Private sector assistance
“We have gratefully acknowledged the offer of support from the private sector to assist in providing those skills which we lack in government to enable investigation and prosecution of crime,” he added.
“To ensure that the prosecuting authority remains true to its constitutional obligation and to ensure transparency, we are developing a framework for private sector cooperation that will be managed through National Treasury,” Ramaphosa said.
“There are also discussions underway with the Judiciary for the creation of special court rolls for state capture and corruption cases,” the president added.
“While we have taken decisive steps to end the era of state capture, we know that the fight against corruption is far from over,” he conceded, noting Covid-19-related corruption in government.

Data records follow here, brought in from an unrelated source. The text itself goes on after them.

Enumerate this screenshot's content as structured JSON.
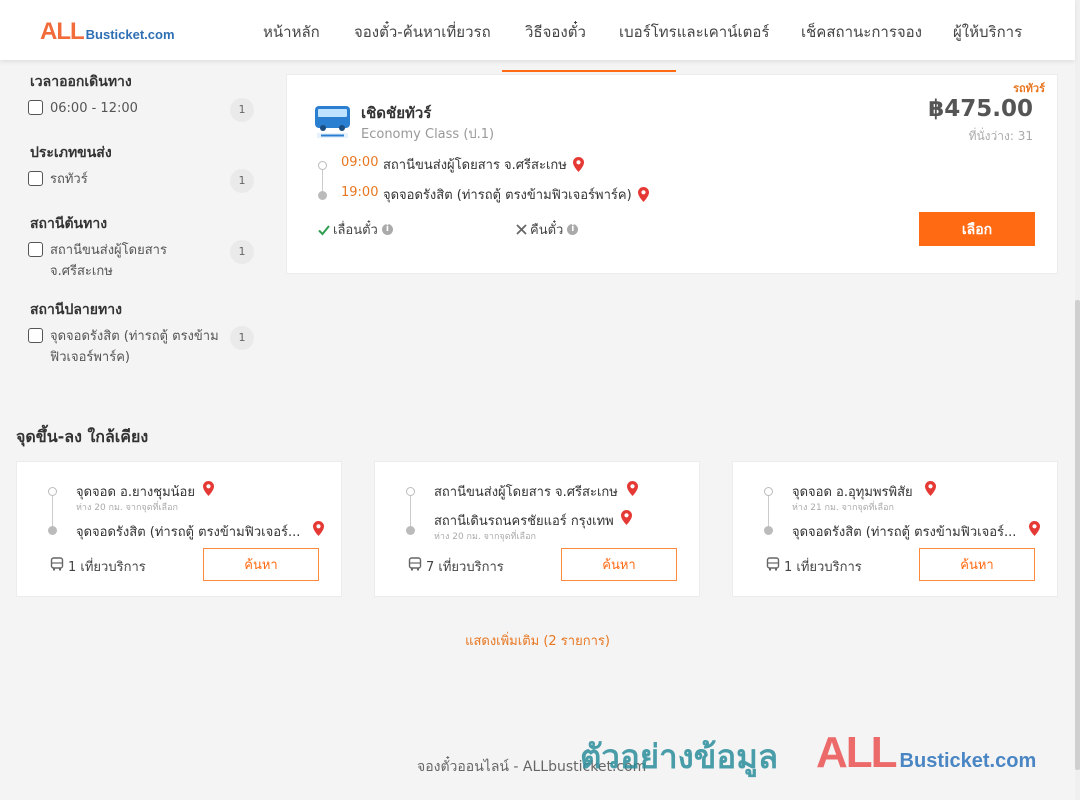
{
  "brand": {
    "logo_all": "ALL",
    "logo_rest": "Busticket.com"
  },
  "nav": [
    {
      "label": "หน้าหลัก"
    },
    {
      "label": "จองตั๋ว-ค้นหาเที่ยวรถ"
    },
    {
      "label": "วิธีจองตั๋ว"
    },
    {
      "label": "เบอร์โทรและเคาน์เตอร์"
    },
    {
      "label": "เช็คสถานะการจอง"
    },
    {
      "label": "ผู้ให้บริการ"
    }
  ],
  "filters": [
    {
      "title": "เวลาออกเดินทาง",
      "options": [
        {
          "label": "06:00 - 12:00",
          "count": "1"
        }
      ]
    },
    {
      "title": "ประเภทขนส่ง",
      "options": [
        {
          "label": "รถทัวร์",
          "count": "1"
        }
      ]
    },
    {
      "title": "สถานีต้นทาง",
      "options": [
        {
          "label": "สถานีขนส่งผู้โดยสาร จ.ศรีสะเกษ",
          "count": "1"
        }
      ]
    },
    {
      "title": "สถานีปลายทาง",
      "options": [
        {
          "label": "จุดจอดรังสิต (ท่ารถตู้ ตรงข้ามฟิวเจอร์พาร์ค)",
          "count": "1"
        }
      ]
    }
  ],
  "trip": {
    "type_tag": "รถทัวร์",
    "operator": "เชิดชัยทัวร์",
    "class": "Economy Class (ป.1)",
    "price": "฿475.00",
    "seats": "ที่นั่งว่าง: 31",
    "depart_time": "09:00",
    "depart_stop": "สถานีขนส่งผู้โดยสาร จ.ศรีสะเกษ",
    "arrive_time": "19:00",
    "arrive_stop": "จุดจอดรังสิต (ท่ารถตู้ ตรงข้ามฟิวเจอร์พาร์ค)",
    "policy_postpone": "เลื่อนตั๋ว",
    "policy_refund": "คืนตั๋ว",
    "select_label": "เลือก"
  },
  "nearby": {
    "title": "จุดขึ้น-ลง ใกล้เคียง",
    "cards": [
      {
        "from": "จุดจอด อ.ยางชุมน้อย",
        "from_dist": "ห่าง 20 กม. จากจุดที่เลือก",
        "to": "จุดจอดรังสิต (ท่ารถตู้ ตรงข้ามฟิวเจอร์...",
        "to_dist": "",
        "trips": "1 เที่ยวบริการ",
        "button": "ค้นหา"
      },
      {
        "from": "สถานีขนส่งผู้โดยสาร จ.ศรีสะเกษ",
        "from_dist": "",
        "to": "สถานีเดินรถนครชัยแอร์ กรุงเทพ",
        "to_dist": "ห่าง 20 กม. จากจุดที่เลือก",
        "trips": "7 เที่ยวบริการ",
        "button": "ค้นหา"
      },
      {
        "from": "จุดจอด อ.อุทุมพรพิสัย",
        "from_dist": "ห่าง 21 กม. จากจุดที่เลือก",
        "to": "จุดจอดรังสิต (ท่ารถตู้ ตรงข้ามฟิวเจอร์...",
        "to_dist": "",
        "trips": "1 เที่ยวบริการ",
        "button": "ค้นหา"
      }
    ],
    "show_more": "แสดงเพิ่มเติม (2 รายการ)"
  },
  "footer": {
    "text": "จองตั๋วออนไลน์ - ALLbusticket.com",
    "watermark_text": "ตัวอย่างข้อมูล",
    "watermark_logo_all": "ALL",
    "watermark_logo_rest": "Busticket.com"
  },
  "colors": {
    "accent": "#ff6a13",
    "pin": "#e53935",
    "check": "#2e9e4f"
  },
  "icons": {
    "pin": "map-pin-icon",
    "check": "check-icon",
    "cross": "cross-icon",
    "info": "info-icon",
    "bus": "bus-icon"
  }
}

“Even as the country was suffering the devastation of the Covid-19 pandemic, companies and individuals were conspiring with public officials to defraud the government of billions of rands in Covid-related contracts,” he said.
However, Ramaphosa stressed that action has been taken.
“As soon as evidence emerged of this corruption we acted. We withdrew certain emergency procurement regulations, set up a fusion centre that brought together various law enforcement agencies, published the details of all Covid-related contracts online and instituted the most extensive investigation that the Special Investigating Unit [SIU] has undertaken since its formation,” he claimed.
“In December, the SIU submitted its final report on its investigation into Covid-related contracts. As a result, 45 matters, with a combined value of R2.1 billion, have been enrolled with the Special Tribunal.
“The SIU has referred 224 government officials for disciplinary action and referred 386 cases for possible prosecution to the NPA,” he said.